3. Audit Purview logs for anomalous Copilot interactions during the January through February exposure window. Look for Copilot Chat queries that returned content from labeled messages between January 21 and mid-February 2026. Neither failure class produced alerts through existing EDR or WAF, so retrospective detection depends on Purview telemetry. If your tenant cannot reconstruct what Copilot accessed during the exposure window, document that gap formally. It matters for compliance. For any organization subject to regulatory examination, an undocumented AI data access gap during a known vulnerability window is an audit finding waiting to happen.
4. Turn on Restricted Content Discovery for SharePoint sites with sensitive data. RCD removes sites from Copilot’s retrieval pipeline entirely. It works regardless of whether the trust violation comes from a code bug or an injected prompt, because the data never enters the context window in the first place. This is the containment layer that does not depend on the enforcement point that broke. For organizations handling sensitive or regulated data, RCD is not optional.
5. Build an incident response playbook for vendor-hosted inference failures. Incident response (IR) playbooks need a new category: trust boundary violations inside the vendor’s inference pipeline. Define escalation paths. Assign ownership. Establish a monitoring cadence for vendor service health advisories that affect AI processing. Your SIEM will not catch the next one, either.
The pattern that transfers beyond Copilot
A 2026 survey by Cybersecurity Insiders found that 47% of CISOs and senior security leaders have already observed AI agents exhibit unintended or unauthorized behavior. Organizations are deploying AI assistants into production faster than they can build governance around them.
That trajectory matters because this framework is not Copilot-specific. Any RAG-based assistant pulling from enterprise data runs through the same pattern: a retrieval layer selects content, an enforcement layer gates what the model can see, and a generation layer produces output. If the enforcement layer fails, the retrieval layer feeds restricted data to the model, and the security stack never sees it. Copilot, Gemini for Workspace, and any tool with retrieval access to internal documents carries the same structural risk.
Run the five-point audit before your next board meeting.
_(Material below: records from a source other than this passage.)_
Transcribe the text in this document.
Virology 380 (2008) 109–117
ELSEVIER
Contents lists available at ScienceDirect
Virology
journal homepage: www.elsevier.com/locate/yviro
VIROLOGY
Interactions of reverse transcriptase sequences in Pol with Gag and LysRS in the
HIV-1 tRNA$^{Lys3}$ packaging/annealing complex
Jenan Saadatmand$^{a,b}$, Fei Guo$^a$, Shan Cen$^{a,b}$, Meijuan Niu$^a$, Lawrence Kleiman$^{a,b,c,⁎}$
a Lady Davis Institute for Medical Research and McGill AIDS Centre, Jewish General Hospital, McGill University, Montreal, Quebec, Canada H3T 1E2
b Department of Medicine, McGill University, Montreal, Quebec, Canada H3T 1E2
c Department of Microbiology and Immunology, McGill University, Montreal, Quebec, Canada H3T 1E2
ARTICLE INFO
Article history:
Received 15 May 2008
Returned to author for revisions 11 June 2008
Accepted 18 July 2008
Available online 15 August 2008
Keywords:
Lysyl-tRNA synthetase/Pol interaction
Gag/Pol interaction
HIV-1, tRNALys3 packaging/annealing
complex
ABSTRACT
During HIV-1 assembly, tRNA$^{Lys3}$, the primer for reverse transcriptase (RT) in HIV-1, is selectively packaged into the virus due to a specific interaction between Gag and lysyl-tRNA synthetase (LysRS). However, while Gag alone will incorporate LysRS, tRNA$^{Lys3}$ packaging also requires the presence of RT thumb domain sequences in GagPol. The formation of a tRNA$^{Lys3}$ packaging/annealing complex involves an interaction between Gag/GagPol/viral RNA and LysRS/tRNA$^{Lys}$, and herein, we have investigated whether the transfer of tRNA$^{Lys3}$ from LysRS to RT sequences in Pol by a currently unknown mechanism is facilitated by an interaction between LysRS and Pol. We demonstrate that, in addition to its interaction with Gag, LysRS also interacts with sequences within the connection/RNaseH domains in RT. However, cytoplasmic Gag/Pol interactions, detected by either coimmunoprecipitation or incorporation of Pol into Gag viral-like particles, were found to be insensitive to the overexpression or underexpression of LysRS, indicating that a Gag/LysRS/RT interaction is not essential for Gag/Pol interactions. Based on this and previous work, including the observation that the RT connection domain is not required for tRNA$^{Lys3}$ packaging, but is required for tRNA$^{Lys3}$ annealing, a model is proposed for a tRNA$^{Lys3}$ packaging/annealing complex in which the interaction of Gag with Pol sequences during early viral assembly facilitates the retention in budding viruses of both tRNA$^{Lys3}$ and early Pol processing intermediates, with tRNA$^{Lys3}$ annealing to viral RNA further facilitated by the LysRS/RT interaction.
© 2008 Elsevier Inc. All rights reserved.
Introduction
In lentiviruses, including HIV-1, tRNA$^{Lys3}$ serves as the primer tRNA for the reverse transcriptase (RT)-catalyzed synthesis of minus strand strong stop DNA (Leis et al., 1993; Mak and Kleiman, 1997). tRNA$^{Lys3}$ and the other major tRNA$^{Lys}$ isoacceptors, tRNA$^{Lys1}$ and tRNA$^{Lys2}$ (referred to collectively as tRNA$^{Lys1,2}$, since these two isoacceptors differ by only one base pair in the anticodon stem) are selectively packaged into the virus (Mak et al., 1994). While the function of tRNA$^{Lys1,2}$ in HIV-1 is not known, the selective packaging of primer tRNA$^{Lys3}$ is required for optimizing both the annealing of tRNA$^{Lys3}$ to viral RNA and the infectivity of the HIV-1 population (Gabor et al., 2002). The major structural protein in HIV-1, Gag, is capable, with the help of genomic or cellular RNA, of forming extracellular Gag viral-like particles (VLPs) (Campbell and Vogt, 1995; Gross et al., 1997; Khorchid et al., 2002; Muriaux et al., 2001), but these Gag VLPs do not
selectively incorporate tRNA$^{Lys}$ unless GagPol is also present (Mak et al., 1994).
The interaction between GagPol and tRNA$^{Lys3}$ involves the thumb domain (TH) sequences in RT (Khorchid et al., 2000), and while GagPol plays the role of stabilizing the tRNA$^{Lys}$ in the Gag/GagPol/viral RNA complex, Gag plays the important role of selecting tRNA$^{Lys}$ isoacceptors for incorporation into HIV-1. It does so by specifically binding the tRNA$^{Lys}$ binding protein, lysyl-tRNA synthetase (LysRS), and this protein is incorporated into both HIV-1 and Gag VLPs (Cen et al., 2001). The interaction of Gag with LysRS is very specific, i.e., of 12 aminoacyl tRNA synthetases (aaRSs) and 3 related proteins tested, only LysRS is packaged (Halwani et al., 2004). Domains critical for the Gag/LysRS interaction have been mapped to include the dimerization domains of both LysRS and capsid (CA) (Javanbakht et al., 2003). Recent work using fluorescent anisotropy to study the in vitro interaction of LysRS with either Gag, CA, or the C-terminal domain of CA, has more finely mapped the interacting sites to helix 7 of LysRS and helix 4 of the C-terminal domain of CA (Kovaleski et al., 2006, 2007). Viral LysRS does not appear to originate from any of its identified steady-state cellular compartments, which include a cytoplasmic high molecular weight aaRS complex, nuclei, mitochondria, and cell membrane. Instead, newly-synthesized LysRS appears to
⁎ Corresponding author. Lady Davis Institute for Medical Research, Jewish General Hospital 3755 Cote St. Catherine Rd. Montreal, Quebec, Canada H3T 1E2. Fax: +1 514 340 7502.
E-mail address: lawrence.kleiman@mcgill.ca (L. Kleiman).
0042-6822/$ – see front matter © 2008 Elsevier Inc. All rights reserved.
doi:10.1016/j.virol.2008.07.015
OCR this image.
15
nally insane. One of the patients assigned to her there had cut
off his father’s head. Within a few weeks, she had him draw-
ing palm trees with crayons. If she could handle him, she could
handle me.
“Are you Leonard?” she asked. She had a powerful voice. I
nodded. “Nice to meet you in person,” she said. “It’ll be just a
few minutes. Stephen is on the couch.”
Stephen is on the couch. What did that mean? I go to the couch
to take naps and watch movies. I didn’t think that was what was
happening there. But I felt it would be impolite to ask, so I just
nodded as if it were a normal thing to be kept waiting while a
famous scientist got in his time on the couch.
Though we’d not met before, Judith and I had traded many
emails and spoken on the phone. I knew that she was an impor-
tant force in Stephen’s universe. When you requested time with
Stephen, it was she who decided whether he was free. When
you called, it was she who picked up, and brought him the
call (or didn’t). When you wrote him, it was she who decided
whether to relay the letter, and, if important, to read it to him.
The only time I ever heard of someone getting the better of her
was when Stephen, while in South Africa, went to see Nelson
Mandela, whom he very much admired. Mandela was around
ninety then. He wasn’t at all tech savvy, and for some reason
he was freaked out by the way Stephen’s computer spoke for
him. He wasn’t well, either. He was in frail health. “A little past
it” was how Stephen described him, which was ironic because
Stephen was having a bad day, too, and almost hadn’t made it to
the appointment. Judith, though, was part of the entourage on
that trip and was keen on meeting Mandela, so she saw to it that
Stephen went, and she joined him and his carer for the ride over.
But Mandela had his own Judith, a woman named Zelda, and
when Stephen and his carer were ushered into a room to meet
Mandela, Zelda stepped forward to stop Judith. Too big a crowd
Start with labeled test messages in a controlled folder. If Copilot surfaces them, every policy underneath is theater.
The board answer: “Our policies were configured correctly. Enforcement failed inside the vendor’s inference pipeline. Here are the five controls we are testing, restricting, and demanding before we re-enable full access for sensitive workloads.”
The next failure will not send an alert.